Malaysia International Shipping Corporation (MISC) announced that it had had secured a contract from Petronas Gas Bhd (PGB) to provide and maintain a newbuild floating storage and regasification unit (FSRU).

The contract covers the supply, operation and maintenance of the FSRU, spanning 20 years with commencement expected in 2029.
Guaranteed revenue stream for MISC. The contract marks MISC’s entry into the FSRU business, leveraging its technical and operational expertise in LNG carriers and floating storage units. This major pivot to LNG storage provides a high earnings visibility to MISC, at least until 2049. With MISC’s commissioning of Samsung Heavy Industries (SHI) into the project, the new unit is expected to meet modern efficiency standards befitting of MISC’s sustainability pledge for its fleet.

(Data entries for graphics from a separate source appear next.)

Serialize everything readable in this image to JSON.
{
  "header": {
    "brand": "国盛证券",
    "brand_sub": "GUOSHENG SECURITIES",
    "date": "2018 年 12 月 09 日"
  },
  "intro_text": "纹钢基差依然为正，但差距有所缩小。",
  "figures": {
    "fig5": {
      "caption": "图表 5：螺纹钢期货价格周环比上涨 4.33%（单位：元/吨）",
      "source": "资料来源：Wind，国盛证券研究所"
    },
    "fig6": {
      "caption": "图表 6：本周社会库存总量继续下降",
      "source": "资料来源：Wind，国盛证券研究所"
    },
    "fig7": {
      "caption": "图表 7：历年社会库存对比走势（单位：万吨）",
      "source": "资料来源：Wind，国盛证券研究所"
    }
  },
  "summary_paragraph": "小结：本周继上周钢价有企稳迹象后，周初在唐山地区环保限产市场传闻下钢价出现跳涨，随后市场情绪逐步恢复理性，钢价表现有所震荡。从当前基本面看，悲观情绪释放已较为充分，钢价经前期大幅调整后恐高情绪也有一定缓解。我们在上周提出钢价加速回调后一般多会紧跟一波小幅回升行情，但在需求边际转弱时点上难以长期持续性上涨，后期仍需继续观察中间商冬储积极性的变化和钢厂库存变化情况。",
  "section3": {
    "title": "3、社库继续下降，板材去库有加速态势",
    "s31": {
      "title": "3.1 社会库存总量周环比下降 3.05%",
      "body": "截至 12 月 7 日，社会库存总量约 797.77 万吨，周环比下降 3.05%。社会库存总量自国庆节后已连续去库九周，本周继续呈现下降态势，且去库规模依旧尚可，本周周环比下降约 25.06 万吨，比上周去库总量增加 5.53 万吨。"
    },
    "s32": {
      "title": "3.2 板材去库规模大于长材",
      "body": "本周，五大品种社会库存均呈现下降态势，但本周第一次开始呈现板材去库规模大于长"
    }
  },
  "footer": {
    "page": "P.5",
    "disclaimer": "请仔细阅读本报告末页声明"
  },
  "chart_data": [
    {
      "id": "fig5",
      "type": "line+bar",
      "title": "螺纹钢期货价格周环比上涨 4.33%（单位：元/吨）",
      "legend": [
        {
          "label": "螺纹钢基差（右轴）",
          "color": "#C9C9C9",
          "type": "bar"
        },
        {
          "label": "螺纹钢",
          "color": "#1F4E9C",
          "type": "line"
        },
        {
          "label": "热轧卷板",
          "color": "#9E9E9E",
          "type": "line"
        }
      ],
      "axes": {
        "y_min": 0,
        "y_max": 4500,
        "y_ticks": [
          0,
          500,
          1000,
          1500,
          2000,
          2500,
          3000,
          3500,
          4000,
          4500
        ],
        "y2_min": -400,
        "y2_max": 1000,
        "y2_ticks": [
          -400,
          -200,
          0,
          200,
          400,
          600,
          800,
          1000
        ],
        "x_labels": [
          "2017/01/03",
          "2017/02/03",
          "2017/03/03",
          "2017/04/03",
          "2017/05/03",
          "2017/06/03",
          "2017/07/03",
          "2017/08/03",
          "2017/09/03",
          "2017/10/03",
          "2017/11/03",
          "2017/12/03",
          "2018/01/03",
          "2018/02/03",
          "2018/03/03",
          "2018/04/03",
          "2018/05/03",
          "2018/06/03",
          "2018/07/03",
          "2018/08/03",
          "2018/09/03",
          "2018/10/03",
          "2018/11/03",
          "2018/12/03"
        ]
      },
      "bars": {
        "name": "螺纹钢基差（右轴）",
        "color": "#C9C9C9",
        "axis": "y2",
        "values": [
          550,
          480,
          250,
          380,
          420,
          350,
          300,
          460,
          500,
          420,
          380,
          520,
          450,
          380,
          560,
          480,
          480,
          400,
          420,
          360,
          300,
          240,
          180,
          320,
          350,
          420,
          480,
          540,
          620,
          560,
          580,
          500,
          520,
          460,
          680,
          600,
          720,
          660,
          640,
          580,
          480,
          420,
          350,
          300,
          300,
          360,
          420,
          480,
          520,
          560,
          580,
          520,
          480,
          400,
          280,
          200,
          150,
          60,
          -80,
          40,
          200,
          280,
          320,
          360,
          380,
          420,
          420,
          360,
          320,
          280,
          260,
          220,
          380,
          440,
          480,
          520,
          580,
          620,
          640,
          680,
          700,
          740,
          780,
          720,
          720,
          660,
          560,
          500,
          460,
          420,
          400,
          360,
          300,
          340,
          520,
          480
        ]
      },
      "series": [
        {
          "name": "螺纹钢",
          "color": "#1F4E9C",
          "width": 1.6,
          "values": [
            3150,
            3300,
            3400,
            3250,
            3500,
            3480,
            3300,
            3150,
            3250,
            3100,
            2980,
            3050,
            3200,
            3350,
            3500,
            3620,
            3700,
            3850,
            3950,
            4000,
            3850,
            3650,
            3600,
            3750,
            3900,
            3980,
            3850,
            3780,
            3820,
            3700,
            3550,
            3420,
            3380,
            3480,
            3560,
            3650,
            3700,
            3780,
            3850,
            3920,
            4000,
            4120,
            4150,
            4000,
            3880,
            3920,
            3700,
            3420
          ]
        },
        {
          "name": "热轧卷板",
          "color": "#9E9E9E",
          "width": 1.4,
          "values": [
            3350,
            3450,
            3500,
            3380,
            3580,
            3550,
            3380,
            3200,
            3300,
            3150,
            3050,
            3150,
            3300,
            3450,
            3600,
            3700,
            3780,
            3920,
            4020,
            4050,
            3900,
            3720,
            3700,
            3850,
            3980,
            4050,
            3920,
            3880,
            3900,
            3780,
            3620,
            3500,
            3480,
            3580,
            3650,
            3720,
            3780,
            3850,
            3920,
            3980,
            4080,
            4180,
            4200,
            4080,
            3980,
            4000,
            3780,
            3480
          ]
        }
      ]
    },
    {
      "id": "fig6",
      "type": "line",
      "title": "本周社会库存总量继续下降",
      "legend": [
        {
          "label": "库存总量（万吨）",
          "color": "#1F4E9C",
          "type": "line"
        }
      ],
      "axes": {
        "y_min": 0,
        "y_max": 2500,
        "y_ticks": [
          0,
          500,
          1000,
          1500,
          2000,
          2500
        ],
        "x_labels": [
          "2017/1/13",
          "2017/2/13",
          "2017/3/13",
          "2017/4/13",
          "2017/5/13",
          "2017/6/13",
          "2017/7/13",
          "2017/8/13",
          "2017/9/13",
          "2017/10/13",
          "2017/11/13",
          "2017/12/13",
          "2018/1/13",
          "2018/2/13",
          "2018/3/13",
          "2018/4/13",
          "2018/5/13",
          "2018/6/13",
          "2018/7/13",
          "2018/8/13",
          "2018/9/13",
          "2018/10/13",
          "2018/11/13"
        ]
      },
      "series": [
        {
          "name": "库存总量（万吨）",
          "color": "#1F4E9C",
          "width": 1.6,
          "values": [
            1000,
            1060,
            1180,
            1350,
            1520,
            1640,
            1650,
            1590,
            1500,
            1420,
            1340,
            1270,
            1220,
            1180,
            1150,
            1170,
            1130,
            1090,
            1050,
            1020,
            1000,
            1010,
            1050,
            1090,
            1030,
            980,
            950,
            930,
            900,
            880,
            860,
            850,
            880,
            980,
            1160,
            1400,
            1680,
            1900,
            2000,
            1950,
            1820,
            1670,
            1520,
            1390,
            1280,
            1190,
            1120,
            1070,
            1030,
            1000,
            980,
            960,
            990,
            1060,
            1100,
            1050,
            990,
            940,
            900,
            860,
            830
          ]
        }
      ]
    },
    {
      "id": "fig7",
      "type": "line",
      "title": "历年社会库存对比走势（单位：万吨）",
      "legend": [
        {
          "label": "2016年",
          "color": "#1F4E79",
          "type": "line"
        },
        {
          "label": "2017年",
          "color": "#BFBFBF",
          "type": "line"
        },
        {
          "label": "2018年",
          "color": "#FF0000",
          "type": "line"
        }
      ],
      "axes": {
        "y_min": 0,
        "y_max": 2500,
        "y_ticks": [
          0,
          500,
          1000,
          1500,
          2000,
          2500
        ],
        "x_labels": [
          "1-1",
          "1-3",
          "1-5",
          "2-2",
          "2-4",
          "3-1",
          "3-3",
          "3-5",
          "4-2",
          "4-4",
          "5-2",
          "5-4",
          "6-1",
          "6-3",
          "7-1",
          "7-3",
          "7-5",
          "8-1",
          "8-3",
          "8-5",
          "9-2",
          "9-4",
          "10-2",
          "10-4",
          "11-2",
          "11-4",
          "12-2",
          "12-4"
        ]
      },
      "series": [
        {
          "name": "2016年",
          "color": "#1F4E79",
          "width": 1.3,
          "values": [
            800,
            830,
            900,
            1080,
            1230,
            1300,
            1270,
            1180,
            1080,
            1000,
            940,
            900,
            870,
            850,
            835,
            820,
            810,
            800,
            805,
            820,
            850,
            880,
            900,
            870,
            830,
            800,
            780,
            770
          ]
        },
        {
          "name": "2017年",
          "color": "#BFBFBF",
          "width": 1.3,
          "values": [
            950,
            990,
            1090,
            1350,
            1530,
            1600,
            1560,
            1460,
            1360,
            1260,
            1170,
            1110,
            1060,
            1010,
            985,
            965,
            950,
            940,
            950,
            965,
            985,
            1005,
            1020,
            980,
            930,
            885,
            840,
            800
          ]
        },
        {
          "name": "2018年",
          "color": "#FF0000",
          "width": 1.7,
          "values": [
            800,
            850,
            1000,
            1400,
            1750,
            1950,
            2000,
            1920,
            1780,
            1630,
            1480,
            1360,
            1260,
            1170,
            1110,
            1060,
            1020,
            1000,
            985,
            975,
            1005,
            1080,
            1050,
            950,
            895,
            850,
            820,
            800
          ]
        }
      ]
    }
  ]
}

Risk concentrated on construction and execution. Since the project relies on SHI, any disruption from the supply chain and technical hitches could delay the entire project, including RGT-3. Other risks would include maintenance, as FSRUs have the tendency to corrode faster than land-based storage and would need regular maintenance even while being built.
Upside strong for both groups. While no value was disclosed, a newbuild FSRU typically costs between USD300m-350m (approximately RM1.4b-1.6b). However, we noted that land-based terminals are higher in upfront cost than FSRUs, ultimately shielding both companies from additional upfront costs. Construction for FSRUs also typically takes 2-3 years, making the target 2029 commencement doable. The flexibility of FSRUs to move cargo also promised a potential additional revenue in transportation cost.
Potential earnings impact. Earnings impact would be significant in 2029 onwards. For MISC, we opine that the group will be investing roughly RM1.6b into the newbuild FSRU, giving them an estimated annual revenue of RM200m-250m (based on a USD120kpd charter rate for FSRU). Considering the financing costs, MISC could see +3% to +5% earnings increase. For PGB, we opine that the cost of the RGT-3 project is around RM3b, including the FSRU newbuild. Under the Incentivebased Regulation (IBR) framework, PGB earns a return on capital estimated at 7% of the asset base (as compared to RGT 1 and -2). Subsequently, this would translate to a boost in PGB’s bottom line of +5% to 9% increase.

On May 4, Samsung Heavy Industries signed a construction contract with MISC for the FSRU, an order valued at 484.8 billion KRW (approximately USD330 million). A Samsung Heavy Industries official stated, “Amidst the recent surge in demand for energy infrastructure security, FSRUs represent the fastest and most practical alternative.”
To date, Samsung Heavy Industries has secured cumulative new vessel orders totaling approximately USD3.4 billion, comprising one LNG-FSRU, six LNG carriers, and two Very Large Ethane Carriers (VLECs).